Por algún extraño motivo, el ministro de la Presidencia se sintió “entre la espada y la pared” tras la denuncia de “un funcionario del Ministerio de Hacienda” ante la Fiscalía y “admitió” reuniones con La Nación para convencerla de publicar información “contra los sindicatos” y a favor del plan fiscal. El funcionario, dice la nota, presentó la denuncia indignado por los millones depositados por Hacienda a favor del periódico.

La primera lección es la indispensable aplicación del sentido común y la lectura crítica a toda información

La “información”, encabezada por el logo de otro medio de comunicación, circula en la Internet. Es una mentira más, pero utilísima para aprender a detectar falsedades difundidas, en todo el mundo, para minar a las instituciones —incluida la prensa independiente—, sembrar odio y socavar la democracia.

La primera lección es la indispensable aplicación del sentido común y la lectura crítica a toda información, especialmente si llega por Internet y las redes sociales. La citada “noticia” es profundamente estúpida. ¿Por qué habría de sentirse obligado un ministro a hacer confesiones públicas a partir de la mera presentación de una denuncia ante la Fiscalía? ¿Cómo logra Hacienda depositar millones sin ton ni son? ¿Quién creería en la necesidad de reunirse con La Nación para convencerla de respaldar una reforma fiscal que apoya desde la administración Chinchilla? ¿Le habrá costado trabajo al ministro convencernos de criticar los desmanes de los sindicatos?

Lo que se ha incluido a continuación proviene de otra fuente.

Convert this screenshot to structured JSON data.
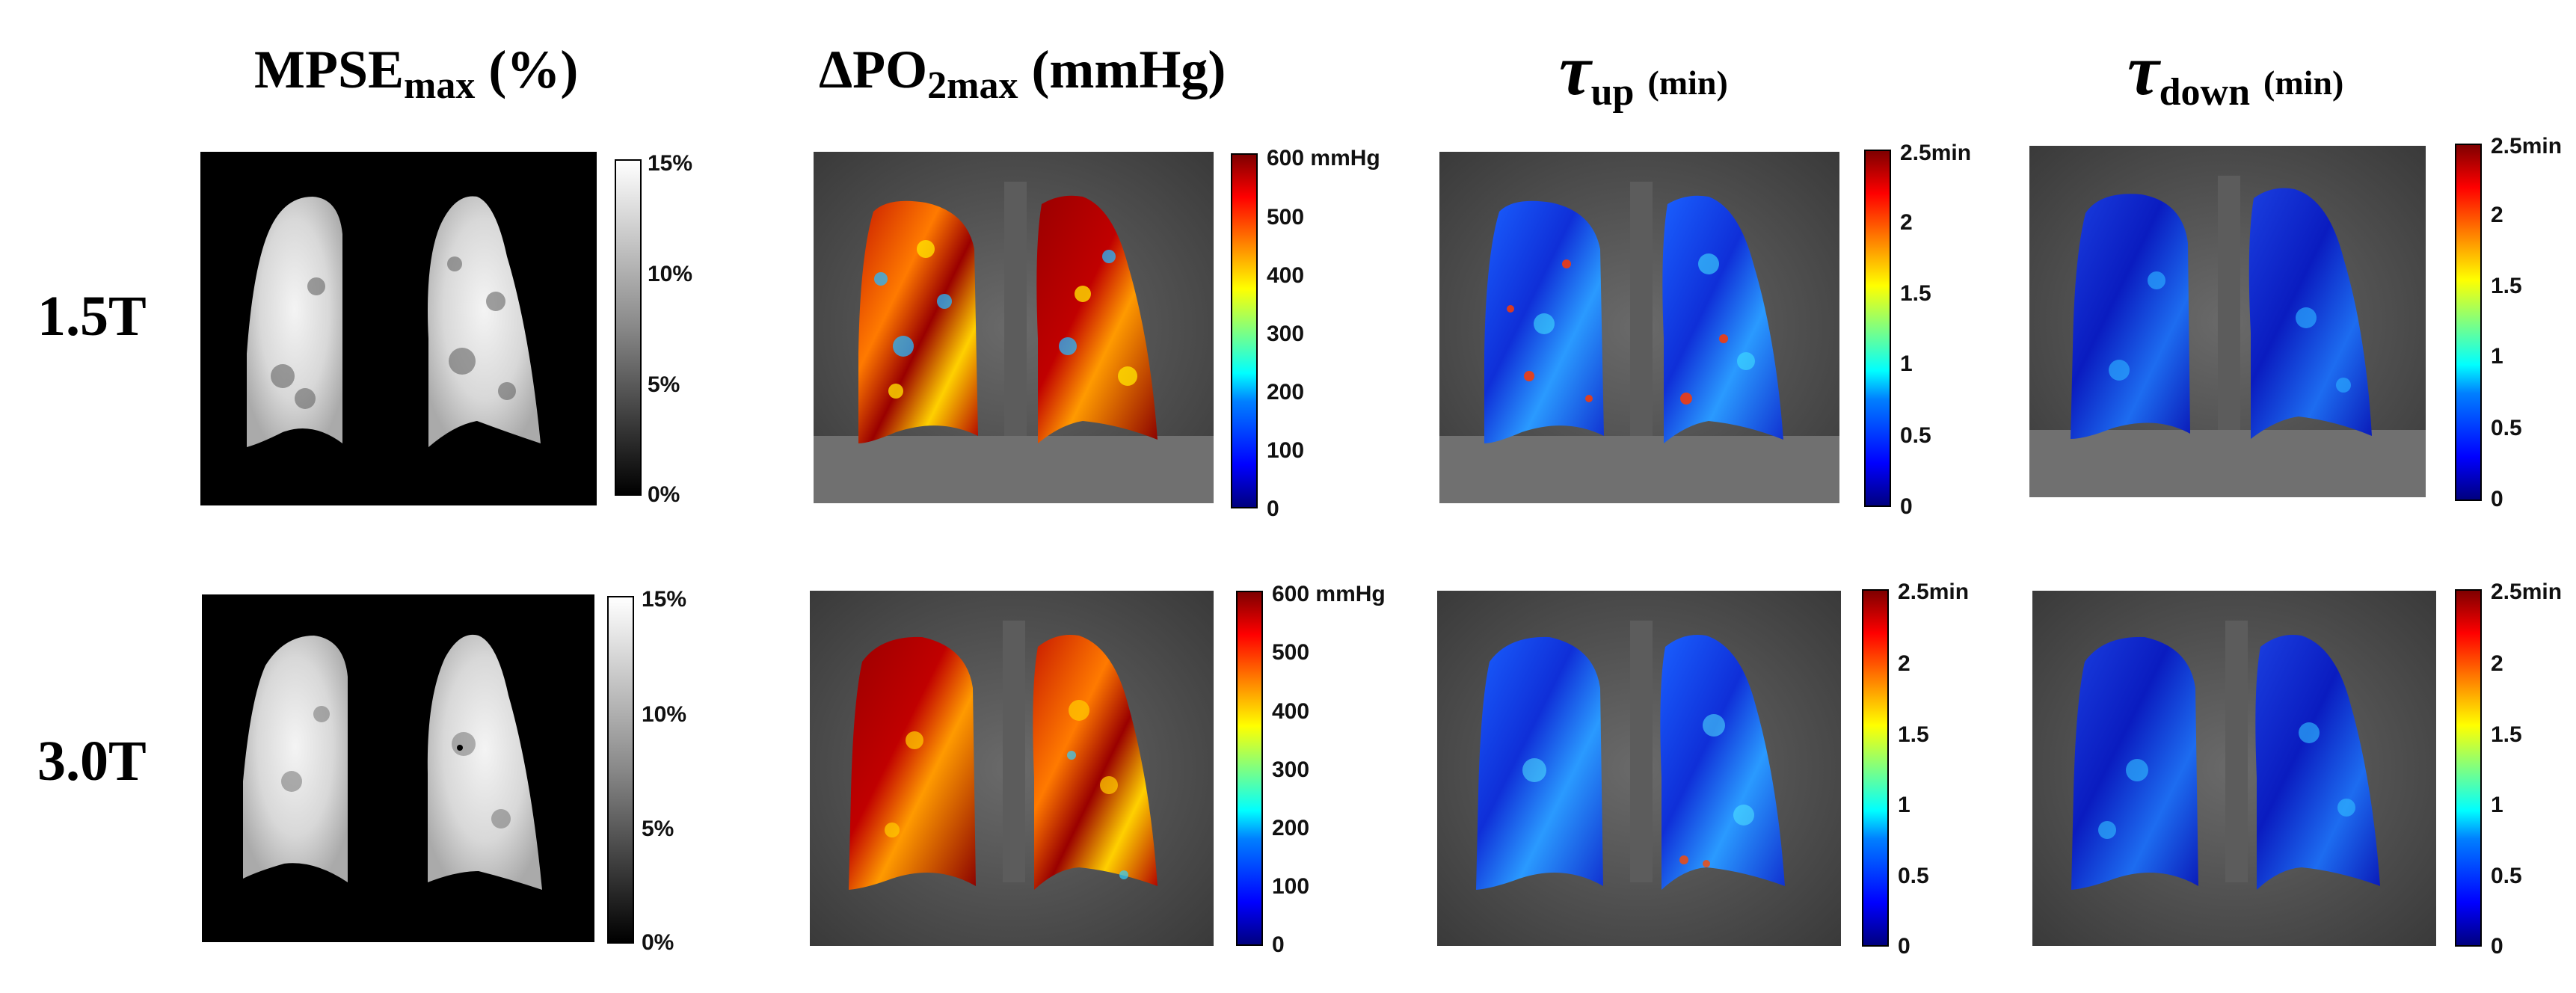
{
  "columns": {
    "mpse": {
      "main": "MPSE",
      "sub": "max",
      "unit": "(%)"
    },
    "dpo2": {
      "main": "ΔPO",
      "sub": "2max",
      "unit": "(mmHg)"
    },
    "tau_up": {
      "symbol": "τ",
      "sub": "up",
      "unit": "(min)"
    },
    "tau_down": {
      "symbol": "τ",
      "sub": "down",
      "unit": "(min)"
    }
  },
  "rows": {
    "r1": "1.5T",
    "r2": "3.0T"
  },
  "scales": {
    "mpse": {
      "max": "15%",
      "t2": "10%",
      "t3": "5%",
      "min": "0%"
    },
    "dpo2": {
      "max": "600 mmHg",
      "t500": "500",
      "t400": "400",
      "t300": "300",
      "t200": "200",
      "t100": "100",
      "min": "0"
    },
    "tau": {
      "max": "2.5min",
      "t2": "2",
      "t15": "1.5",
      "t1": "1",
      "t05": "0.5",
      "min": "0"
    }
  },
  "colors": {
    "background": "#ffffff",
    "text": "#000000"
  }
}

La segunda lección es la importancia de detectar la falta de elementos periodísticos esenciales, difícilmente ignorados por un profesional. En primer lugar, la nota carece de fuentes, salvo la denuncia, sobre la cual no se da detalle alguno pese a la copia en posesión del supuesto periodista, que no firma la nota. Se cita al “Ministro de la Presidencia”, pero se omite su nombre y, desde luego, ni por asomo se identifica al funcionario indignado. En especial, un lector atento se pregunta por el calibre de la imbecilidad de un periodista que, con semejante documento en mano, no brinda los detalles.

La tercera lección es la insuficiencia de un logo u otras similitudes con un medio de comunicación conocido para asentar la credibilidad de una nota. La ventaja de una “información” presentada con esos elementos es la posibilidad de visitar el sitio oficial para constatar si la nota fue publicada por el medio cuyo logo o estilo se emplean para darle respaldo. En este mundo nos tocó vivir y debemos aprender a hacerlo.

Armando González es editor general del Grupo Nación y director de La Nación.